秦殃安抚地吻了吻他的唇,似真似假地说道,“抱着你就感觉不到痛了。”
雷枭看着他,眼神明明灭灭,复杂万分,最终叹息道,“我真的会把你做成钻石。”
如果秦殃死在他前面,如果那时他还有勇气活着。
☆、067 无辜齐琪
秦殃只是抱着他轻笑,让人看不出他在想什么。
他和雷枭本质相同却也不同,他比雷枭更疯,根本不去克制自己,而现在他在拉着雷枭一起疯,不管疯下去会是什么后果。
雷枭这次倒是没有麻烦杜延,拿了医药箱,帮秦殃重新上了药,在他腰上裹上了一整圈纱布。
秦殃不由笑道,“宝贝,浪费是可耻的。”
雷枭面无表情地说道,“如果一张创可贴有你的伤口那么大,我肯定不会浪费。”
这到底是嫌创可贴太小,还是嫌秦殃的伤口太大?显然应该是后者。
收拾好“凶案现场”,两人静静地躺在床上,雷枭这才问道,“你想到什么好办法了?”
秦殃兴冲冲地说道,“你找人轮了她!”
雷枭幽幽地说道,“我是一名正当商人。”
秦殃不由皱眉,勒着他的脖子,冷哼道,“你是想怜香惜玉?”
雷枭冷笑道,“就这个你需要想一路?”
显然,两人关注的点完全不一样。
秦殃倒也不迟钝,明白过来他在气些什么,不由说道,“我只是想找个比较温和的处理方式,我还是比较善良的。”
这话说得,完全是脸不红气不喘。
后面那句先不论,前面那句倒是真的,这是他觉得最温和又解气的处理方法了。
见雷枭不说话,秦殃不由抱着他磨蹭,“宝贝,你难道不觉得这办法很好吗?”
雷枭伸手揉了揉他的头发,沉声道,“这事你和雷绝说去,不过不要让我给你背黑锅!”
秦殃将脑袋往他肩上一靠,手臂横过他的胸膛,爪子落在另一边肩上,作小鸟依人状,感动道,“宝贝,你太好了……那让齐大小姐背黑锅吧!”

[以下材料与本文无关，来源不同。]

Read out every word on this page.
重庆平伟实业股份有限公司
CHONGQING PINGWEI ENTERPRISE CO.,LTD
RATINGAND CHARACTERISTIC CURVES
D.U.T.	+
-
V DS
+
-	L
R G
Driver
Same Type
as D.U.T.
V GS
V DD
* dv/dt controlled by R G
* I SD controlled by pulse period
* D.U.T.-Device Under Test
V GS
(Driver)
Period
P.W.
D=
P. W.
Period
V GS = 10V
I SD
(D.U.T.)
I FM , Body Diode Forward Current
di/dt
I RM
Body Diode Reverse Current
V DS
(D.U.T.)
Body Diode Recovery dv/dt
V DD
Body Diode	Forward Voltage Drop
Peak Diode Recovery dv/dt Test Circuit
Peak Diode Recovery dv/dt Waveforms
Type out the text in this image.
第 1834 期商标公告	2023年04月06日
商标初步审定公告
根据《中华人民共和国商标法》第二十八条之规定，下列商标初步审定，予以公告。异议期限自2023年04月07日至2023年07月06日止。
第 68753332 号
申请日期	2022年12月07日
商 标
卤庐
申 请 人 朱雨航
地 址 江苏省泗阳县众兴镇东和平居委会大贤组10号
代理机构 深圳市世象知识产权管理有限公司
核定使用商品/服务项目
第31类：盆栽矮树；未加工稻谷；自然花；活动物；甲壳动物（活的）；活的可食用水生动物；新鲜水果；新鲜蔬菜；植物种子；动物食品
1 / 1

雷枭抬腿压住他不断在他腿上磨蹭的蹄子,皱眉道,“你想让余氏和齐氏鱼死网破?”
“怎么会?有你帮扶一把,齐氏一定不会鱼死也不会网破的。”遭殃的只会是余氏。
“看来你真的很讨厌余渺渺。”
秦殃倒也不否认,直言道,“我讨厌她看你的眼神。”
雷枭没有说什么,显然是无意阻止他,而且,他相信就算是他阻止,秦殃也有的是办法对付余渺渺。
如今余渺渺除了努力接近雷枭外,也想更多的了解齐琪,所以经常往齐家跑,而齐琪对于余渺渺近日来的动作很是不解。
想了想之后,觉得余渺渺可能是发现她和老大有些关系,所以想从她这里入手,不过她肯定是帮着秦少的,她也真心觉得余渺渺完全不适合自家老大。
所以言语之中,多有想让余渺渺知难而退的意思,她也是好心,如果余渺渺真的惹恼了老大和秦少,那余氏恐怕也得跟着倒霉,而如今齐氏和余氏还有合作,所以余氏怎么也要等到合作结束之后再倒霉啊!免得牵连到齐氏嘛!
不过也因为齐琪那些话,让余渺渺更加确定雷枭和她之间的关系,越是往她这里跑。